Люди, к сожалению, вбили себе в голову, в результате долгого процесса цивилизации, что для того, чтобы быть красивой, одежда должна быть своего рода украшением, которому отдаешь мысли своих ночей и дней. И результат в том, что большинство женщин предпочли бы последовать совету своей портнихи, чем Эпикура. Это одно из самых нелепых заблуждений, которым когда-либо следовал человеческий род. Жизнь портнихи зависит от того, чтобы она держала Эпикура одной рукой, а Двенадцать Апостолов — другой, и она, безусловно, делала это с самой блестящей эффективностью. Мы же, кто не живет портняжным делом, должны быть холодно критичны к точке зрения портнихи. Не она, возможно, изобрела, но именно она самым наглым образом поддерживает великое заблуждение цивилизованного общества, что глупые платья женщины красивее разумной одежды мужчин. Через пятнадцать тысяч лет или около того, когда идея красоты успеет развиться в крошечный бутон, люди и сверхлюди будут смеяться над этим старым абсурдом. Идея о том, что современная мужская одежда уродлива, — это обман, главным образом поддерживаемый рекламными агентами и лавочниками. Есть, признаю, многое, что можно сказать против котелка. Но пиджак, брюки и носок — до тех пор, пока он не сочетается с галстуком, — ближе к тому, что является превосходным и уместным в одежде, чем любой другой костюм, который был изобретен с тех пор, как сильный молчаливый англичанин оставил свой слой краски в лесу. Возможно, несомненно, испортить эффект всего этого слишком большим количеством складок и глажки. Дендизм означает разорение своей одежды с эстетической точки зрения. Нужно быть готовым подвергать ее воздействию любой погоды — чтобы она промокала под дождем и мялась, — если хочешь, чтобы она была действительно красивой, скажем, как старая церковь.

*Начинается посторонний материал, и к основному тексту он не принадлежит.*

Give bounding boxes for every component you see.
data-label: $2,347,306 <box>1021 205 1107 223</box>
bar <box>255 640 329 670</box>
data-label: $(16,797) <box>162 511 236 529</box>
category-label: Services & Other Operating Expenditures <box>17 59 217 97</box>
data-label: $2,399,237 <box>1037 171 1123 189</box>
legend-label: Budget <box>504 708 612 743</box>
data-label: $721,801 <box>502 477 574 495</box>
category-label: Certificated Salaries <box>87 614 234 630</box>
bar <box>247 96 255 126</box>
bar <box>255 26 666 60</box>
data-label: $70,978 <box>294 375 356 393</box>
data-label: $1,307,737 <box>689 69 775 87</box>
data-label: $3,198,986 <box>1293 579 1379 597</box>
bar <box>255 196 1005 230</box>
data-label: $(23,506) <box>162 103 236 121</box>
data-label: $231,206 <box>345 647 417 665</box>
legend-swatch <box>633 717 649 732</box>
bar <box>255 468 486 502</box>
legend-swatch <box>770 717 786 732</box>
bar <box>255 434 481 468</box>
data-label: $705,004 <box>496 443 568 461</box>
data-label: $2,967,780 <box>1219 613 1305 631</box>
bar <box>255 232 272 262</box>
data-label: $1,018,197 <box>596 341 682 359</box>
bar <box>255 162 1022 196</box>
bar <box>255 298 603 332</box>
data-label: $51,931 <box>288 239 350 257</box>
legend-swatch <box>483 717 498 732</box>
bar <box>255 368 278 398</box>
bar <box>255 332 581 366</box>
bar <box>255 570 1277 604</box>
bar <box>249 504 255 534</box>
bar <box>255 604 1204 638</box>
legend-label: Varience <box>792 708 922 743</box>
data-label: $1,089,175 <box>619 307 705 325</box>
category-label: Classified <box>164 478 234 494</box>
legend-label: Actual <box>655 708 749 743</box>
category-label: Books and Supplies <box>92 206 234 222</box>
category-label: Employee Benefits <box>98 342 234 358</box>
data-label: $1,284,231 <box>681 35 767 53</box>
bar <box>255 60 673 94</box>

Именно потому, что женская одежда в своем лучшем виде не выдерживает этого испытания красотой, маркиза одета хуже, чем водитель угольной тележки или трубочист. Не роскошь, а необходимость — творец красоты. Красота приходит от нашего подчинения Природе; это не вопрос кражи нескольких горстей цветных перьев с груди и крыльев Природы. Она приходит случайно, как вы увидите, если посмотрите ночью с холма на освещенный газом город. Почти единственные виды огней, которые некрасивы, — это те, которые намеренно таковы. Нужно выйти из улиц среди огней «Белого города», чтобы увидеть, как красота уступает место миловидности. Точно так же можно сказать, что единственные виды платьев, которые некрасивы, — это те, которые намеренно таковы. Даже среди бедных больше грации можно найти среди фабричных девушек в их шалях, чем когда по воскресеньям они наряжаются, чтобы выглядеть как можно больше похожими на свою мечту о богатстве. Я надеюсь, что парады мод в театрах и мюзик-холлах Вест-Энда рано или поздно будут перенесены в более бедные районы. Они, возможно, не сразу убьют зависть и уважение к богатству. Они, возможно, не покажутся людям такими смешными, как они есть на самом деле, хотя любой, кто находит развлечение в музеях восковых фигур, должен получить достаточное развлечение от парада мод. Но если шоу не возымеет этого эффекта, оно может, по крайней мере, открыть глаза бедным на варварские условия, в которых живут богатые, и зажечь в них решимость поспешить на помощь и освободить их из золотой клетки их роскоши. Начало социальной революции, я предвижу, будет восстанием против манекенщиц. Это будет бесконечно более великое событие в истории, чем взятие Бастилии.

V

ЮМОР УБИЙСТВА

Почти каждый, кто совершил убийство, знает, что у этого дела есть трагическая сторона. Есть ли у него также комическая сторона — вопрос, который был поднят после постановки пьесы сэра Джеймса Барри «Обожаемая». Это, как знают большинство людей, фарс о леди, которая убивает мужчину, выталкивая его из железнодорожного вагона, потому что он не позволяет закрыть окно. Некоторые критики протестовали, что тема слишком мрачна для легкого развлечения. Они, большинство из них, вероятно, любители свежего воздуха, которые предвидят новую опасность в железнодорожных путешествиях, если женщин — существ, уже обладающих крайне слабым моральным чувством, — научат рассматривать убийство гигиеничного попутчика как повод для смеха. Несколько лет назад, когда «Герой» был впервые поставлен на сцене в Дублине, были подобные осуждения идеи делать комедию из убийства. Тогда, однако, считалось, что никто за пределами Ирландии не может воспринимать убийство настолько серьезно, чтобы упустить шутку в нем. На самом деле, я верю, что средний респектабельный человек во всем мире в глубине души встал бы на сторону дублинских демонстрантов. Убийство, в конце концов, — одно из старейших учреждений на земле. Оно датируется вторым поколением человеческого рода. Оно почти так же почтенно, как может быть порок, и относиться к нему легкомысленно так же шокирующе для комфортных ушей, как богохульства мальчика. Все знают, как Бодлер шокировал граждан Брюсселя, начиная свой разговор в кафе повышенным голосом словами: «В ту ночь, когда я убил своего отца». Он сам рассказывал, как начал эту вещь как шутку, чтобы наказать бельгийцев за то, что они верили всему, что он говорил. «Раздраженный тем, что мне всегда верят, — писал он, — я распространил слух, что убил своего отца, и что съел его, и что если мне позволили сбежать из Франции, то только благодаря услугам, которые я оказал французской полиции, и МНЕ ПОВЕРИЛИ!»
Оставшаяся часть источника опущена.